Goiás
Justiça de Barro Alto não responsabiliza homem acusado de estupro de vulnerável
Magistrados aplicaram distinguishing e direito ao esquecimento em processo que começou em 2016 envolvendo relacionamento entre um homem de 22 anos e uma adolescente de 13.
Foto:: Canva
A Justiça de Barro Alto absolveu um homem de 30 anos, natural de Goianésia, da acusação de estupro de vulnerável em sentença proferida na última quarta‑feira, 17. Os juízes entenderam que as circunstâncias do caso diferiam do precedente que normalmente enquadra menores de 14 anos como vulneráveis e também determinaram a exclusão dos registros do processo dos bancos de dados públicos.
O processo teve início em 2016, quando o então réu, com 22 anos, teria iniciado um relacionamento com uma jovem de 13 anos. Segundo os autos, o contato inicial ocorreu por meio de laços familiares: o tio da vítima era padrasto do acusado. A partir dessa relação de proximidade, o vínculo evoluiu para encontros íntimos na residência da adolescente, segundo relatos constantes do processo.
A investigação só foi formalizada em 2017, após a mãe da jovem descobrir as relações e denunciar o caso ao Ministério Público de Goiás. O motivo imediato da descoberta foi um episódio em que a adolescente passou mal em Goianésia, foi encaminhada a uma unidade de saúde e levantou suspeita de possível gravidez.

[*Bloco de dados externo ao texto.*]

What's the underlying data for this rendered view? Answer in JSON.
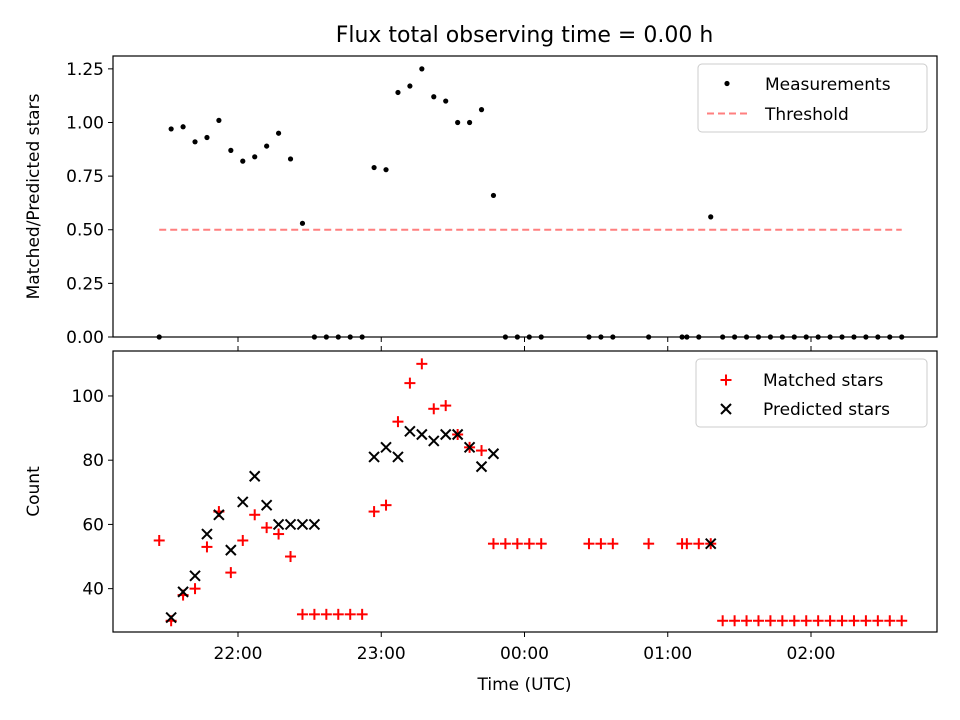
{
  "chart_data": [
    {
      "type": "scatter",
      "title": "Flux total observing time = 0.00 h",
      "ylabel": "Matched/Predicted stars",
      "ylim": [
        0.0,
        1.31
      ],
      "yticks": [
        "0.00",
        "0.25",
        "0.50",
        "0.75",
        "1.00",
        "1.25"
      ],
      "legend_position": "top-right",
      "legend": [
        "Measurements",
        "Threshold"
      ],
      "colors": {
        "measurements": "#000000",
        "threshold": "#ff7f7f"
      },
      "threshold": {
        "value": 0.5,
        "x_start": "21:27",
        "x_end": "02:38"
      },
      "series": [
        {
          "name": "Measurements",
          "x": [
            "21:27",
            "21:32",
            "21:37",
            "21:42",
            "21:47",
            "21:52",
            "21:57",
            "22:02",
            "22:07",
            "22:12",
            "22:17",
            "22:22",
            "22:27",
            "22:32",
            "22:37",
            "22:42",
            "22:47",
            "22:52",
            "22:57",
            "23:02",
            "23:07",
            "23:12",
            "23:17",
            "23:22",
            "23:27",
            "23:32",
            "23:37",
            "23:42",
            "23:47",
            "23:52",
            "23:57",
            "00:02",
            "00:07",
            "00:27",
            "00:32",
            "00:37",
            "00:52",
            "01:06",
            "01:08",
            "01:13",
            "01:18",
            "01:23",
            "01:28",
            "01:33",
            "01:38",
            "01:43",
            "01:48",
            "01:53",
            "01:58",
            "02:03",
            "02:08",
            "02:13",
            "02:18",
            "02:23",
            "02:28",
            "02:33",
            "02:38"
          ],
          "y": [
            0.0,
            0.97,
            0.98,
            0.91,
            0.93,
            1.01,
            0.87,
            0.82,
            0.84,
            0.89,
            0.95,
            0.83,
            0.53,
            0.0,
            0.0,
            0.0,
            0.0,
            0.0,
            0.79,
            0.78,
            1.14,
            1.17,
            1.25,
            1.12,
            1.1,
            1.0,
            1.0,
            1.06,
            0.66,
            0.0,
            0.0,
            0.0,
            0.0,
            0.0,
            0.0,
            0.0,
            0.0,
            0.0,
            0.0,
            0.0,
            0.56,
            0.0,
            0.0,
            0.0,
            0.0,
            0.0,
            0.0,
            0.0,
            0.0,
            0.0,
            0.0,
            0.0,
            0.0,
            0.0,
            0.0,
            0.0,
            0.0
          ]
        }
      ]
    },
    {
      "type": "scatter",
      "xlabel": "Time (UTC)",
      "ylabel": "Count",
      "xticks": [
        "22:00",
        "23:00",
        "00:00",
        "01:00",
        "02:00"
      ],
      "ylim": [
        26.5,
        114
      ],
      "yticks": [
        "40",
        "60",
        "80",
        "100"
      ],
      "legend_position": "top-right",
      "legend": [
        "Matched stars",
        "Predicted stars"
      ],
      "colors": {
        "matched": "#ff0000",
        "predicted": "#000000"
      },
      "series": [
        {
          "name": "Matched stars",
          "x": [
            "21:27",
            "21:32",
            "21:37",
            "21:42",
            "21:47",
            "21:52",
            "21:57",
            "22:02",
            "22:07",
            "22:12",
            "22:17",
            "22:22",
            "22:27",
            "22:32",
            "22:37",
            "22:42",
            "22:47",
            "22:52",
            "22:57",
            "23:02",
            "23:07",
            "23:12",
            "23:17",
            "23:22",
            "23:27",
            "23:32",
            "23:37",
            "23:42",
            "23:47",
            "23:52",
            "23:57",
            "00:02",
            "00:07",
            "00:27",
            "00:32",
            "00:37",
            "00:52",
            "01:06",
            "01:08",
            "01:13",
            "01:18",
            "01:23",
            "01:28",
            "01:33",
            "01:38",
            "01:43",
            "01:48",
            "01:53",
            "01:58",
            "02:03",
            "02:08",
            "02:13",
            "02:18",
            "02:23",
            "02:28",
            "02:33",
            "02:38"
          ],
          "y": [
            55,
            30,
            38,
            40,
            53,
            64,
            45,
            55,
            63,
            59,
            57,
            50,
            32,
            32,
            32,
            32,
            32,
            32,
            64,
            66,
            92,
            104,
            110,
            96,
            97,
            88,
            84,
            83,
            54,
            54,
            54,
            54,
            54,
            54,
            54,
            54,
            54,
            54,
            54,
            54,
            54,
            30,
            30,
            30,
            30,
            30,
            30,
            30,
            30,
            30,
            30,
            30,
            30,
            30,
            30,
            30,
            30
          ]
        },
        {
          "name": "Predicted stars",
          "x": [
            "21:32",
            "21:37",
            "21:42",
            "21:47",
            "21:52",
            "21:57",
            "22:02",
            "22:07",
            "22:12",
            "22:17",
            "22:22",
            "22:27",
            "22:32",
            "22:57",
            "23:02",
            "23:07",
            "23:12",
            "23:17",
            "23:22",
            "23:27",
            "23:32",
            "23:37",
            "23:42",
            "23:47",
            "01:18"
          ],
          "y": [
            31,
            39,
            44,
            57,
            63,
            52,
            67,
            75,
            66,
            60,
            60,
            60,
            60,
            81,
            84,
            81,
            89,
            88,
            86,
            88,
            88,
            84,
            78,
            82,
            54
          ]
        }
      ]
    }
  ]
}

O Conselho Tutelar foi acionado e solicitou investigação pela Promotoria de Barro Alto.
Durante a instrução, a jovem, hoje com 22 anos, afirmou que o relacionamento foi consentido e que já havia tido outras relações anteriores. Ela também recusou a realização do exame de corpo de delito. A mãe da vítima, embora contrária à relação, permitia que o acusado dormisse na casa e dividisse a cama com a filha; a família chegou a ajudar com dinheiro para deslocamentos entre municípios. O tio — padrasto do réu —, ao contrário, não teria apoiado a união.
Fundamentação da decisão
Na sentença assinada pelos juízes Gustavo Boiago Brigatti Dias e Maria Umbelina Zorzetti, o Judiciário optou por não aplicar a Súmula 593 do STJ que presume vulnerabilidade absoluta para menores de 14 anos. Os magistrados recorreram à técnica do distinguishing, concluindo que as particularidades do caso afastavam a incidência do entendimento consolidado.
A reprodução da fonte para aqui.